Assessing the top p-S65-Ub antibodies by sandwich ELISA using lysates from cells, mouse brain, and human brain. (A) ELISA detection of p-S65-Ub levels in cell lysates from CCCP or DMSO treated WT and PINK1 KO HEK293E cells. One-way ANOVA. N = 2. Data are shown as mean with SEM. (B) ELISA detection of p-S65-Ub levels in hemibrain lysates from unstimulated WT and pink1 KO mice. Unpaired t-test. N = 6 per group. Data are shown as mean with SEM. (C) ELISA detection of p-S65-Ub levels in human brain lysates from neurological normal controls and AD cases. Mann-Whitney U test. N = 10 per group. Data are shown as median with interquartile range. * p<0.05, ** p<0.005, *** p<0.0001. Asterisks (*) indicate the comparison to the untreated WT or the comparison between two groups under the brackets. Ref.
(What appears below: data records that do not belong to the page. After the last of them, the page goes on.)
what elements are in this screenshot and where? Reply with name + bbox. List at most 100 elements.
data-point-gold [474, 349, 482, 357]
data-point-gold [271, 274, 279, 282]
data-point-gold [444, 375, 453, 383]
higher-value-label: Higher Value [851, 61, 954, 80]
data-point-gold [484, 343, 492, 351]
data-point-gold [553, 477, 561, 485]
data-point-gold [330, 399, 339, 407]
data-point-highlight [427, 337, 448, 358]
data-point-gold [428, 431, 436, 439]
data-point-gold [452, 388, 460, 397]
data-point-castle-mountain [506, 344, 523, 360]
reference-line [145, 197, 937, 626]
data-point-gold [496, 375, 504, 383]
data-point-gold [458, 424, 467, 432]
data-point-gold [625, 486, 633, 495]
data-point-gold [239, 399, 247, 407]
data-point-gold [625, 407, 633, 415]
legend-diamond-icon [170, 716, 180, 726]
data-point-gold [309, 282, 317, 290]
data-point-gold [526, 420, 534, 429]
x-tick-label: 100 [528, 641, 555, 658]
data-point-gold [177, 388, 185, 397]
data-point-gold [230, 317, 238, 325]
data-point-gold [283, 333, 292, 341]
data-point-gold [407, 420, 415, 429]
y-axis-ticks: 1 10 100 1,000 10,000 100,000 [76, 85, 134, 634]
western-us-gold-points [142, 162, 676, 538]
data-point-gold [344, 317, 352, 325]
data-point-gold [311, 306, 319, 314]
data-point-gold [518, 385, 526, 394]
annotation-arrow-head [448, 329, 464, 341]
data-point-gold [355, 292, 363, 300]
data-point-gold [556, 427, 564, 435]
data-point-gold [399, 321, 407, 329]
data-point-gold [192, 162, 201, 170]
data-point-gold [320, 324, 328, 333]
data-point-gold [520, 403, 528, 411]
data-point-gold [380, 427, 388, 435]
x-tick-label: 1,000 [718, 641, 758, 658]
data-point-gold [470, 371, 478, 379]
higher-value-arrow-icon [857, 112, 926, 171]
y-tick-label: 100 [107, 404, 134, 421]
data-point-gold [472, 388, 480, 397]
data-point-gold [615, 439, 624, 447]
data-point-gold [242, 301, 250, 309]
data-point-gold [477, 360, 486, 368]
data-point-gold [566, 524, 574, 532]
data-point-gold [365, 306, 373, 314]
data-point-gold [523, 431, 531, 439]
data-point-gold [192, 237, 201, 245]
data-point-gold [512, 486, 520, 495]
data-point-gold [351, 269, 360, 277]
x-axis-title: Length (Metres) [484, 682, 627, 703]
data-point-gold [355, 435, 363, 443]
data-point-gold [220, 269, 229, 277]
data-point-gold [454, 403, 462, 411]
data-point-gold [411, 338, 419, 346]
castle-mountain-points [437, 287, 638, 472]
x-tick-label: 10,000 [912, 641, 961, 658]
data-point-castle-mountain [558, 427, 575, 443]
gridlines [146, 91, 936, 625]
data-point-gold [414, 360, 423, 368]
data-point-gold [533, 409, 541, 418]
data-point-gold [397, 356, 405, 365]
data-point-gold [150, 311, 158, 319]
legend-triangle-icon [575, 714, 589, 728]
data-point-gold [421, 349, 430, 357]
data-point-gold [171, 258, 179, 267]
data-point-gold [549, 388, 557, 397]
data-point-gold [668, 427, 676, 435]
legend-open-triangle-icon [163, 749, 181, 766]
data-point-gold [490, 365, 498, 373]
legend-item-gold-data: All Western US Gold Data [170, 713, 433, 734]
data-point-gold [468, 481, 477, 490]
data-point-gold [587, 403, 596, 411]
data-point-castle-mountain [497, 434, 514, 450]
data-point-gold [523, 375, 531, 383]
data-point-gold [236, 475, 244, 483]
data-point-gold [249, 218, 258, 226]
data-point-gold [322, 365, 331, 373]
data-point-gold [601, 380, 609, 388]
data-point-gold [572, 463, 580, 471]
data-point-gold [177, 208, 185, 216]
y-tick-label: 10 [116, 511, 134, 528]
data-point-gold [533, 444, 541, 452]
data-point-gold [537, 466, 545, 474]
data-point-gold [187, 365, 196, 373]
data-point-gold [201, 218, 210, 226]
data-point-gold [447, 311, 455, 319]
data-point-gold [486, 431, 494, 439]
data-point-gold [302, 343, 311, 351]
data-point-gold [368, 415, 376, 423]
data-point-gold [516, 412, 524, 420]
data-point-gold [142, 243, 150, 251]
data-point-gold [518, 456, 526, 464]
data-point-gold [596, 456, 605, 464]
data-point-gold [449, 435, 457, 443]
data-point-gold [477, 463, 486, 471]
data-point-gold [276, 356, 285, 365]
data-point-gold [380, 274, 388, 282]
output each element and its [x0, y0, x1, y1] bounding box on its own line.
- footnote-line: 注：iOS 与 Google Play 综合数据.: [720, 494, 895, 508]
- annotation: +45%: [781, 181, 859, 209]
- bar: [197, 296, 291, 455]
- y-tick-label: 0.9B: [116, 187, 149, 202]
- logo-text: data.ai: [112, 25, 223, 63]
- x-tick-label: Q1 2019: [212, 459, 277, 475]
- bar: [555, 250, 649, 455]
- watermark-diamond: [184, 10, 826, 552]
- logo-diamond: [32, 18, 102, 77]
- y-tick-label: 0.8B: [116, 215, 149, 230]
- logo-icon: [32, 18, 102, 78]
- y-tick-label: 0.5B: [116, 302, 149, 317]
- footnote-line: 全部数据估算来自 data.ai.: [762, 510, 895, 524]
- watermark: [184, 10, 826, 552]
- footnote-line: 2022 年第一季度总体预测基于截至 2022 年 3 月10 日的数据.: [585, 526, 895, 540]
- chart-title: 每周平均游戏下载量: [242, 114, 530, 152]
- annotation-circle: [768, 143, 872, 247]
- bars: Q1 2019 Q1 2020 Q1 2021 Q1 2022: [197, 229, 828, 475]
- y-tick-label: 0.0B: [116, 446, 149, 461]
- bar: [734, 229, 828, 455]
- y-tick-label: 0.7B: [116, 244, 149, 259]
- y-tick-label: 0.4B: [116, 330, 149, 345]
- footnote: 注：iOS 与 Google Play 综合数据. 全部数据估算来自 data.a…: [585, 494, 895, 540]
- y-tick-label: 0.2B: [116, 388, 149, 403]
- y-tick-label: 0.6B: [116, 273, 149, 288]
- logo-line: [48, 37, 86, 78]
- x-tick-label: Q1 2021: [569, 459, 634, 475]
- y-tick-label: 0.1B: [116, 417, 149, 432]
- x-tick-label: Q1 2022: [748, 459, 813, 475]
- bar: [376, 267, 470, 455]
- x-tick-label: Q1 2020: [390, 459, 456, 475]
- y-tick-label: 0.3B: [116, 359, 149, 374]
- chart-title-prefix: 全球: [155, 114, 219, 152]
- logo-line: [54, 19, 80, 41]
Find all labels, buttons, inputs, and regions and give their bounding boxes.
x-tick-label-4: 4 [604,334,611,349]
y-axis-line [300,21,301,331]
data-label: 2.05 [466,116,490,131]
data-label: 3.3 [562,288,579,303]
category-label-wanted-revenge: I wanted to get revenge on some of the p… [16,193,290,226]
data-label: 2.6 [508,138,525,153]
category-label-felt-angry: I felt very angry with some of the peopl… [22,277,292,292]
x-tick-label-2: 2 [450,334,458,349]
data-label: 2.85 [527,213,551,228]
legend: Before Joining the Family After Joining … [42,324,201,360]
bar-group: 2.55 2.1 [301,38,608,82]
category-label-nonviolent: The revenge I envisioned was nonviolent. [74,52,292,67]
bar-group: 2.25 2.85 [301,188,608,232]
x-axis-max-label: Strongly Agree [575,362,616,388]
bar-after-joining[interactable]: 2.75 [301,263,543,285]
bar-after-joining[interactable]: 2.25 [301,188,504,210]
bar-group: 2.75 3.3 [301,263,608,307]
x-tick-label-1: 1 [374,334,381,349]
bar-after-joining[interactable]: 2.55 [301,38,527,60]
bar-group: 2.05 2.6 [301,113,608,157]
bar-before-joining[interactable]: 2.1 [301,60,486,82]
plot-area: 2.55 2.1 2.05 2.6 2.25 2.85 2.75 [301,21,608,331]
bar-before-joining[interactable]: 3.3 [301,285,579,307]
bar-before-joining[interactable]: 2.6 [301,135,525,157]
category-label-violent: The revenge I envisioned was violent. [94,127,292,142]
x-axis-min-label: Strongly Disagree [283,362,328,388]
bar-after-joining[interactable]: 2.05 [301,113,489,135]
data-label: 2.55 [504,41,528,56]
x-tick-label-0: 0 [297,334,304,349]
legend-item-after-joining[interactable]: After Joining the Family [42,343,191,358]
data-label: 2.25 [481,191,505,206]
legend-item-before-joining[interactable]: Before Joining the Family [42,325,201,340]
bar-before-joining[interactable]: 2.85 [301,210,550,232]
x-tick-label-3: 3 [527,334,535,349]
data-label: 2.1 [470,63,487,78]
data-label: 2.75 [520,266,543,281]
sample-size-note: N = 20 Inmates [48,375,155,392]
Ab - reference antibody, WT - wild-type, KO - knockout, AD - Alzheimer disease, n.s. - non significant.

Figure 5.

Comparison of the top p-S65-Ub antibodies using immunocytochemistry staining of human dermal fibroblasts. All five p-S65-Ub recombinant antibodies and the reference antibody were evaluated by immunocytochemistry in human primary dermal fibroblasts treated with 2 μM valinomycin for 0 or 24 hours. All antibodies were used at 1 μg/ml. (A) Representative images of p-S65-Ub immunoreactive signals (green) in fibroblasts carrying WT or homozygous PINK1^Q456X mutation. (B) Fluorescence intensities of each antibody was quantified by high content imaging and compared signals from treated WT to the signals from the corresponding PINK1 mutant fibroblasts. Fold changes are labeled at top of each bar. Samples stained without primary antibody was used a negative control (no Ab). N = 2. Data are shown as mean with SEM. (C) Representative zoom-in images of p-S65-Ub and HSP60 immunoreactive signals in treated WT fibroblasts. 24 hours of valinomycin treatment induced mitochondrial aggregation (HSP60, red) and the accumulation of p-S65-Ub (green). Nuclei were stained with Hoechst (blue). Scale bar: 50 μm. Ref. Ab - reference antibody, WT - wild-type.

Figure 6.

Characterization of the top p-S65-Ub antibodies by immunohistochemical staining of mouse brain. All five p-S65-Ub recombinant antibodies together with our in-house p-S65-Ub antibody and the reference antibody were evaluated by immunohistochemistry in brain sections from 9- to 10-month-old nonTg and rTg4510 mice. Same concentration (1.56 μg/ml) was used for all antibodies. Zoom-in images of the highlighted regions are shown to the right. Typical punctate p-S65-Ub immunopositive structures (dark brown) were detected by all clones but with different intensity. No signal was observed in nonTg mice. Scale bar: 50 μm. Ref. Ab - reference antibody, nonTg – non-transgenic.

Figure 7.

Characterization of the top p-S65-Ub antibodies by immunohistochemical staining of Alzheimer disease brain. All five p-S65-Ub recombinant antibodies together with our in-house p-S65-Ub antibody and the reference antibody were evaluated by immunohistochemistry of hippocampal sections from Alzheimer disease brain. Same concentration (0.78 μg/ml) was used for all antibodies. Zoom-in images of the highlighted regions are shown to the right. Typical punctate p-S65-Ub immunopositive structures (dark brown) were detected by most of the antibodies at different sensitivity. The superior sensitivity of 41H1K3 allowed detection of p-S65-Ub at a much lower concentration (0.125 μg/ml). Scale bar: 50 μm. Ref. Ab - reference antibody.